Unfairly graded, sometimes abused, we stay silent and powerless at places where we are supposed to learn. In a country with over 23.9 million students and roughly 0.6 million teachers to teach them (around 40 students per teacher), cases where a teacher showcases crude humour, applies inappropriate teaching techniques, frequently resorts to favouritism, sexism, verbal abuse and sometimes embarrasses students for the heck of it are unfortunately not just unheard of, but the norm many come to live by. Only when it goes too far, i.e. cases of sexual harassment, do we feel the need to act. Maybe the norm we are living by already has gone far enough.
It's wrong to paint all teachers with a broad brush, yet the things mentioned above are not simple exceptions but rather a tolerance we have been taught to internalise. Even looking past the “exceptions”, sometimes a teacher may just be plain ineffective. For some absurd reason, a common misconception in schools and universities is that superior knowledge=superior teaching ability.

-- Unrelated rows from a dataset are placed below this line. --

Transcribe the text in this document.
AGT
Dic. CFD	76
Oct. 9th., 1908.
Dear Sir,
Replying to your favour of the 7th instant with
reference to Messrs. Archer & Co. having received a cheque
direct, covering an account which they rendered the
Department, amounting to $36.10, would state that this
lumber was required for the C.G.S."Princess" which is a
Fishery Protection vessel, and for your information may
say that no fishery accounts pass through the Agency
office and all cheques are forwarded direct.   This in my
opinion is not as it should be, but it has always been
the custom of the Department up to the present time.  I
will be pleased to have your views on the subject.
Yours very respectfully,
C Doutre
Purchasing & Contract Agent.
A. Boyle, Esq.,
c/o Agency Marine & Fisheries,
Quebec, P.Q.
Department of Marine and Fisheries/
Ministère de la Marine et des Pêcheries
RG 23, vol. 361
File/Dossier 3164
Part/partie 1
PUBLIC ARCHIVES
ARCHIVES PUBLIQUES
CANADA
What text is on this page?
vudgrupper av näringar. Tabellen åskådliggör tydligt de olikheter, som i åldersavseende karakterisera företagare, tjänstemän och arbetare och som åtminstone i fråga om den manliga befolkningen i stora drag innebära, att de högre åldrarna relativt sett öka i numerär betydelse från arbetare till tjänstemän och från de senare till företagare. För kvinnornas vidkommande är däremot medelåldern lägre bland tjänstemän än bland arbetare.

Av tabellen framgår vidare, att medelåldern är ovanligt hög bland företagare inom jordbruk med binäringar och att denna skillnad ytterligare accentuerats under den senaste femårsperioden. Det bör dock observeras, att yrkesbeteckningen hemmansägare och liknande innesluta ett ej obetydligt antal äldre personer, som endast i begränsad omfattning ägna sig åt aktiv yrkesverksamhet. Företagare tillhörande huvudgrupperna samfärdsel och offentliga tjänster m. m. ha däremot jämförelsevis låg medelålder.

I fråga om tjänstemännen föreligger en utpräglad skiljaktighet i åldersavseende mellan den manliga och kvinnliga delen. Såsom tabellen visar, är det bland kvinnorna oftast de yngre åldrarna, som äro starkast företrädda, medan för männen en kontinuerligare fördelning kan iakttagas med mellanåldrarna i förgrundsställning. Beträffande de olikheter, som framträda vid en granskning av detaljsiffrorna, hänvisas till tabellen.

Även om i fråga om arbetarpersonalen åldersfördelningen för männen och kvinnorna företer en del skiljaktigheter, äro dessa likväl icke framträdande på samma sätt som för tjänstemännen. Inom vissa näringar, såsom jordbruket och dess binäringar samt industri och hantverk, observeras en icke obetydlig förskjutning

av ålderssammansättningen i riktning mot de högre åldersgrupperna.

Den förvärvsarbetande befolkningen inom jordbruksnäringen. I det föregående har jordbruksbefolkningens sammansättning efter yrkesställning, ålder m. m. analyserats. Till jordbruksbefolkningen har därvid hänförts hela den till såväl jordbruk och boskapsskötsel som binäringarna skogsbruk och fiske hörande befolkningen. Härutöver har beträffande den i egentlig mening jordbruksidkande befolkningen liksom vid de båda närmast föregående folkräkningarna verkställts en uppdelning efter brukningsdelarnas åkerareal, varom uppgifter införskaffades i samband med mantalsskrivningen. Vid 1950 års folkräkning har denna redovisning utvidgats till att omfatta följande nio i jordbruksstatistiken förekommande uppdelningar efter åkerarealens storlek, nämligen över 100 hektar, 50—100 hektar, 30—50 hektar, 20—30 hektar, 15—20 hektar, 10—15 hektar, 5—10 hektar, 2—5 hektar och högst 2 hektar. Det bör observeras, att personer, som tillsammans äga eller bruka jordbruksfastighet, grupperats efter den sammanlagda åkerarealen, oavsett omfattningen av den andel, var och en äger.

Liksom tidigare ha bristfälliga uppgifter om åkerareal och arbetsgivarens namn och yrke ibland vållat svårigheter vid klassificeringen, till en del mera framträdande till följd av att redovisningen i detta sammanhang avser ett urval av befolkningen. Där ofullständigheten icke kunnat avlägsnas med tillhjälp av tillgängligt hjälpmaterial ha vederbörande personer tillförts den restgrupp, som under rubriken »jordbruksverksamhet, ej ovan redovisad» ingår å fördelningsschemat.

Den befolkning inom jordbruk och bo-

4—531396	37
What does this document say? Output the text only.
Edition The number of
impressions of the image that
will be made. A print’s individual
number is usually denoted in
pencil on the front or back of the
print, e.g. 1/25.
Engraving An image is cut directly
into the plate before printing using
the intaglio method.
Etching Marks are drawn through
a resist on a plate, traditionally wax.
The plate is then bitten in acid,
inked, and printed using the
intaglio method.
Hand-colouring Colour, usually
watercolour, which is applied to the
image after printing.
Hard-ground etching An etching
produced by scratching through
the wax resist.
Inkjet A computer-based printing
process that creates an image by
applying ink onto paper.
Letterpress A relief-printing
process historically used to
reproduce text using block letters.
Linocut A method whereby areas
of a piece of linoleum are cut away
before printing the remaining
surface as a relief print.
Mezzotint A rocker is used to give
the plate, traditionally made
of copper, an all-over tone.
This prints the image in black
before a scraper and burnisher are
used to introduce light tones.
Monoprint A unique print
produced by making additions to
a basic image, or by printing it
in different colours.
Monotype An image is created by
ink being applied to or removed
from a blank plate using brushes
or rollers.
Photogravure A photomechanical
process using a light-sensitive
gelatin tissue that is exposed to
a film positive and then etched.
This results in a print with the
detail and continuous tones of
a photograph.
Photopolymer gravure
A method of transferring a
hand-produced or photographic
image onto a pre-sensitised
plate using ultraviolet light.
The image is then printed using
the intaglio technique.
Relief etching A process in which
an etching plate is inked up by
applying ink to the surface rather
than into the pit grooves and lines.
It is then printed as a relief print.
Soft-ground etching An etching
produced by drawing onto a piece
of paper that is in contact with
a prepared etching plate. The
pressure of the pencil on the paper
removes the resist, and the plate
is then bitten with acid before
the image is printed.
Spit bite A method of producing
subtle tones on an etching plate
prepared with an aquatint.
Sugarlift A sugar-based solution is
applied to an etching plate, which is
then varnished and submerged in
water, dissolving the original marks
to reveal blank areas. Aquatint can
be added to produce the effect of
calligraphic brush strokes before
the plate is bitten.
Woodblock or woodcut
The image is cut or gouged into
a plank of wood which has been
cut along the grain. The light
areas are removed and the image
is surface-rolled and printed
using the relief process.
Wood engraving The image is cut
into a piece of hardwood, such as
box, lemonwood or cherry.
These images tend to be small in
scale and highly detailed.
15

While knowledge is indubitably essential to teaching, the ability to convey that knowledge to your students in order to induce learning – the very purpose of teaching – is blatantly underrated in our country.
It's hard to pinpoint the “why” in the current scenario facing us. I'm about 99 percent sure that the teachers we hate didn't start off thinking “oh yes, I'm a teacher now *hehe* time to make their lives hell because I can”. No, they're as much a product of the system as we are. One core issue might be the fact that teachers are severely underpaid here, despite the crucial roles they play in shaping the minds of the future. Without the proper focus on ensuring a more respectable, lucrative profession, what incentive do we leave for competent people to join teaching, or people within the profession to perform well? A ratio of 40 students to 1 teacher explains what the real tragedy is.
This also explains why schools/universities often look for the bare minimum requirements for their teachers and protect said teachers when we, students, try to complain that they are just not good enough. Besides not maintaining quality, institutions often don't focus on administering proper teacher training modules.
As if your school/university not taking your complaints seriously was not bad enough, there's always that one teacher who won't take you going against him/her lightly. One wrong move and you're looking at a bad grade; at the university level, one bad grade could make the difference between survival and expulsion.
Insufficient evaluation of teachers, a system which protects teachers' interests over the students' and prioritises knowledge to the delivery of knowledge – that's the flawed system we have. Sure, some succeed, despite all odds. But just how many fail undeservedly, unable to reach their maximum potential because someone unjustly decided not to let them? Major educational reform is essential here, if we
are to dream of a better tomorrow, a fairer tomorrow.
Put students first, and everything else will fall into place.